Policja poinformowała, że do tej pory zidentyfikowano 54 ciała wśród 56 osób zgłoszonych przez krewnych – prawie wszystkie na podstawie testów DNA, ponieważ incydent był tak gwałtowny. 57. ciało nie zostało zidentyfikowane, ponieważ nikt jeszcze nie pojawił się, aby oddać próbkę DNA.
Pogrążone w żałobie rodziny obiecały szukać sprawiedliwości.
„To bardzo trudna sytuacja” – powiedział krewny greckiemu radiu Sky. „Zobaczymy, jak pójdziemy dalej (legalnie), niczego nie odpuścimy, rodziny żądają, aby im to nie uszło na sucho”.

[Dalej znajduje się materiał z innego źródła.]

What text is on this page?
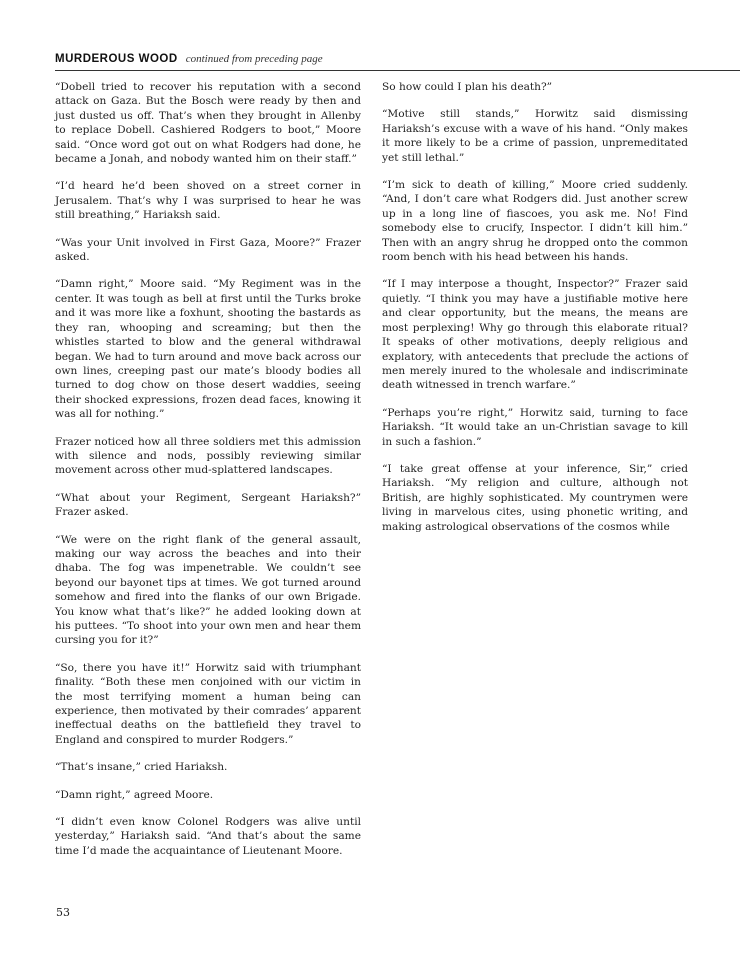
MURDEROUS WOOD continued from preceding page

“Dobell tried to recover his reputation with a second attack on Gaza. But the Bosch were ready by then and just dusted us off. That’s when they brought in Allenby to replace Dobell. Cashiered Rodgers to boot,” Moore said. “Once word got out on what Rodgers had done, he became a Jonah, and nobody wanted him on their staff.”

“I’d heard he’d been shoved on a street corner in Jerusalem. That’s why I was surprised to hear he was still breathing,” Hariaksh said.

“Was your Unit involved in First Gaza, Moore?” Frazer asked.

“Damn right,” Moore said. “My Regiment was in the center. It was tough as bell at first until the Turks broke and it was more like a foxhunt, shooting the bastards as they ran, whooping and screaming; but then the whistles started to blow and the general withdrawal began. We had to turn around and move back across our own lines, creeping past our mate’s bloody bodies all turned to dog chow on those desert waddies, seeing their shocked expressions, frozen dead faces, knowing it was all for nothing.”

Frazer noticed how all three soldiers met this admission with silence and nods, possibly reviewing similar movement across other mud-splattered landscapes.

“What about your Regiment, Sergeant Hariaksh?” Frazer asked.

“We were on the right flank of the general assault, making our way across the beaches and into their dhaba. The fog was impenetrable. We couldn’t see beyond our bayonet tips at times. We got turned around somehow and fired into the flanks of our own Brigade. You know what that’s like?” he added looking down at his puttees. “To shoot into your own men and hear them cursing you for it?”

“So, there you have it!” Horwitz said with triumphant finality. “Both these men conjoined with our victim in the most terrifying moment a human being can experience, then motivated by their comrades’ apparent ineffectual deaths on the battlefield they travel to England and conspired to murder Rodgers.”

“That’s insane,” cried Hariaksh.

“Damn right,” agreed Moore.

“I didn’t even know Colonel Rodgers was alive until yesterday,” Hariaksh said. “And that’s about the same time I’d made the acquaintance of Lieutenant Moore.

So how could I plan his death?”

“Motive still stands,” Horwitz said dismissing Hariaksh’s excuse with a wave of his hand. “Only makes it more likely to be a crime of passion, unpremeditated yet still lethal.”

“I’m sick to death of killing,” Moore cried suddenly. “And, I don’t care what Rodgers did. Just another screw up in a long line of fiascoes, you ask me. No! Find somebody else to crucify, Inspector. I didn’t kill him.” Then with an angry shrug he dropped onto the common room bench with his head between his hands.

“If I may interpose a thought, Inspector?” Frazer said quietly. “I think you may have a justifiable motive here and clear opportunity, but the means, the means are most perplexing! Why go through this elaborate ritual? It speaks of other motivations, deeply religious and explatory, with antecedents that preclude the actions of men merely inured to the wholesale and indiscriminate death witnessed in trench warfare.”

“Perhaps you’re right,” Horwitz said, turning to face Hariaksh. “It would take an un-Christian savage to kill in such a fashion.”

“I take great offense at your inference, Sir,” cried Hariaksh. “My religion and culture, although not British, are highly sophisticated. My countrymen were living in marvelous cites, using phonetic writing, and making astrological observations of the cosmos while

53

Od środy związek zawodowy pracowników kolei prowadzi 24-godzinne strajki. W piątek przedłużyli pracę o 48 godzin, żądając od rządu jasnego harmonogramu wdrożenia protokołów bezpieczeństwa.
(Covering) Angeliki Cotanto i Rene Maltzo Montaż autorstwa Michelle Kampas i Frances Kerry
Nasze standardy: Zasady zaufania Thomson Reuters.

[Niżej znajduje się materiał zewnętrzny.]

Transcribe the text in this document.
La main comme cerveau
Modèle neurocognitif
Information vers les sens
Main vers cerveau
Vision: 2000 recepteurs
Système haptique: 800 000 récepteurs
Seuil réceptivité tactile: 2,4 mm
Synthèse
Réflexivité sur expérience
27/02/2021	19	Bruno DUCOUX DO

„Zapalony komunikator. Specjalista od internetu. Czytelnik przez całe życie. Ekstremalny fanatyk telewizyjny. Muzykolik.”
More Stories
Aleksiej Nawalny: „Nie ma ciała dla ciała” podczas przygotowań rodziny do pogrzebu
Kto zastąpi Mitcha McConnella na stanowisku przywódcy Partii Republikańskiej w Senacie?